“Sobre as coisas que você têm escrito, eu sinto muito em dizer, mas elas eram muito piores”. A afirmativa é do psiquiatra José Raimundo Lippi, que, entre 1969 e 1972, foi diretor do então Hospital de Neuropsiquiatria Infantil. O médico vem acompanhando a série de reportagens que o Hoje em Dia publica desde o último domingo, sobre o casarão da rua Manaus, no bairro Santa Efigênia e o sítio arqueológico urbano encontrado nele.

O médico não apenas confirma os horrores cometidos no prédio centenário, como garante que coube a ele fechar, no seu primeiro ano de gestão, as alas no interior do casarão destinadas a acolher as crianças internadas mais “agitadas”.

“Até 1969 aquilo não era um hospital. Não existia sequer um ambulatório para atender aquelas crianças”, recorda o médico, que também foi professor da Universidade de São Paulo (USP) e presidente da Associação Brasileira de Neuropsiquiatria Infantil (de 1978 a 1986).

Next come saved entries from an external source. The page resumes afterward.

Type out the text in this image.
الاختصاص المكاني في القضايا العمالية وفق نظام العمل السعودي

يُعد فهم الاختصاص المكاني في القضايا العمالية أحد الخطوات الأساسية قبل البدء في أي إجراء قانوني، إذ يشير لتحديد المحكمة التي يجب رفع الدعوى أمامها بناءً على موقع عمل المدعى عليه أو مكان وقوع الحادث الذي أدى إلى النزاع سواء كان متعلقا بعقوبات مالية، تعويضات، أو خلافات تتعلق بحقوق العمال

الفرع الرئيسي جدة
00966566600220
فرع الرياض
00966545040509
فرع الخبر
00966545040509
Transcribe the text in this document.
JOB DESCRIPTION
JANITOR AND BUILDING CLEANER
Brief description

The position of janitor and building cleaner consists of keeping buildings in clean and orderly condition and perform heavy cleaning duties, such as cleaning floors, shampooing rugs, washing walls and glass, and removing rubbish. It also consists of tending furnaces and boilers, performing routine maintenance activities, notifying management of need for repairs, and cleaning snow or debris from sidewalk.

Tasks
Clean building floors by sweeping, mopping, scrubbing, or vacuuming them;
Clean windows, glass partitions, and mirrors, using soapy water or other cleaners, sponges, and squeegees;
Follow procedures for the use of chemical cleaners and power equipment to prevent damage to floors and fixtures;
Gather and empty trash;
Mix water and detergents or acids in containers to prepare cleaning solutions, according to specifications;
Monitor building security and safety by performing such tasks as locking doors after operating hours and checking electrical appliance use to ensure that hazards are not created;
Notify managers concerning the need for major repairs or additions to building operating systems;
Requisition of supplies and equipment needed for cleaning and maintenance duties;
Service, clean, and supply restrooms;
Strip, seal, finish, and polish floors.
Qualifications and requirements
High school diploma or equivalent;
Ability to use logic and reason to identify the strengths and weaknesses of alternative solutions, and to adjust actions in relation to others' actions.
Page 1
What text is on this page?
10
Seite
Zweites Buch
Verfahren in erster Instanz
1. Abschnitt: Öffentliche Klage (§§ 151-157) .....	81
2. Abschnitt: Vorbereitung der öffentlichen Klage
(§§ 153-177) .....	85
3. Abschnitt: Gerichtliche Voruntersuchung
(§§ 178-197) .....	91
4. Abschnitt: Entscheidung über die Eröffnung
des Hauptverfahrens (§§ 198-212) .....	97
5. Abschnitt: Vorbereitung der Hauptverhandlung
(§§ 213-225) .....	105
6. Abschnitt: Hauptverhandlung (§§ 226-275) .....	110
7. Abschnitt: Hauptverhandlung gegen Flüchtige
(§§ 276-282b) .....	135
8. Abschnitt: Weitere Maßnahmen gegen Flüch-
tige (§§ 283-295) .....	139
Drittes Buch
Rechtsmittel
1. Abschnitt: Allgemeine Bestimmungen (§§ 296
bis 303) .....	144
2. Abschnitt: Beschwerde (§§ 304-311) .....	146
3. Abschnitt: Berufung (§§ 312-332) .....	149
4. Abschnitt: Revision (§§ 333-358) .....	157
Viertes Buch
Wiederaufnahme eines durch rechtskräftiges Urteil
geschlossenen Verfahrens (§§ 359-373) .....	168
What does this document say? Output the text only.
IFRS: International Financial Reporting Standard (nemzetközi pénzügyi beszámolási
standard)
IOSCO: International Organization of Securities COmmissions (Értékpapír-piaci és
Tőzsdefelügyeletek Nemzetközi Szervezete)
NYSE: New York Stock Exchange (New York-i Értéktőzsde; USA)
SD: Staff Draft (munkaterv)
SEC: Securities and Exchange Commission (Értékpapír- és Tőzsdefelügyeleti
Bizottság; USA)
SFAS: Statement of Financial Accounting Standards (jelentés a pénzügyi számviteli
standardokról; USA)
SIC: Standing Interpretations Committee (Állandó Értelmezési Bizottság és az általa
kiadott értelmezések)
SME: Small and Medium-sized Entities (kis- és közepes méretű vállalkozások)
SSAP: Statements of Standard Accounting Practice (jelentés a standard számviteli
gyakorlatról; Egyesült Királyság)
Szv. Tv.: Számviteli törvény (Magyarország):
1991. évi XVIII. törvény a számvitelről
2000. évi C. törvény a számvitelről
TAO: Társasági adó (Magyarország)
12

Lippi explica que quando assumiu a direção do hospital, os pacientes não contavam com amparo de profissionais. “Antes de 1969, as crianças eram apenas internadas. Não existiam medicamentos eficazes, por isso o eletrochoque era tão utilizado, muitas vezes sem anestesia”.

Princípio da Mudança

Somente no início da década de 1970, profissionais do serviço social, neurologia, psicologia, entre outros, passaram a realizar atividades no casarão. “Além de prestar atendimento, muitos nomes importantes ministraram palestras por lá. Era o início da mudança”, recorda.

O psiquiatra reforça que nos anos de treva do casarão, a internação era considerada “a via final das mazelas sociais”. “Um dia, dois policias bateram à nossa porta com uma criança que não apresentava qualquer sintoma de loucura. Era apenas um menino pobre. Ainda assim, eles chegaram com a missão de interná-la no hospital. Eu os convidei para entrar e os convenci de que não poderíamos receber aquele menino”.

Foi somente a partir de medidas como essa que o casarão passou a selecionar, a partir de meios científicos, os pacientes que de fato precisavam de internação.

“A barbárie era aceita porque a sociedade não queria ver a loucura que, de alguma forma, todos nós carregamos. Por isso admitia a perversidade. A humanização de todo o processo foi gradual”.

Mesmo após quase duas décadas de abandono, as paredes do casarão preservaram as marcas de dor dos que passaram por lá. Para Lippi, uma oportunidade e tanto para Belo Horizonte abrir as portas dos seus sombrios porões.

Uso do casarão será alvo de novo debate na próxima quarta-feira

Após mais de três horas de reunião entre representantes do Espaço Comum Luiz Estrela, Governo de Minas e o Ministério Público, a desocupação do casarão da rua Manaus, 348, no Santa Efigênia, continua pendente.

O impasse voltará a ser discutido na próxima quarta-feira, às 16h, na Promotoria de Justiça de Defesa do Meio Ambiente, Patrimônio Histórico e Cultural, Habitação e Urbanismo.

Segundo o assessor de imprensa do Espaço, Victor Diniz, os invasores aceitam desocupar o imóvel, desde que o Governo libere uma casa, que pertence à Cemig, e que fica ao lado, para as atividades culturais.

A assessoria de imprensa do governo informou que tentará resolver o problema no próximo encontro. A reunião de ontem aconteceu um dia depois de a Diretoria de Patrimônio Cultural de BH aprovar o projeto do Espaço Comum Luiz Estrela, concedendo a ele o direito de executar as obras emergenciais para garantir a preservação do casarão tombado onde o centro cultural está instalado.

Entre as obras iniciais estão o escoramento das paredes e o fechamento do telhado. A proposta do Espaço foi concebida pelo engenheiro Bernardo Abrão Lopes, a arqueóloga Camila Jácome, a arquiteta Priscila Musa, o historiador Francisco Amorim e o antropólogo Rafael Barros.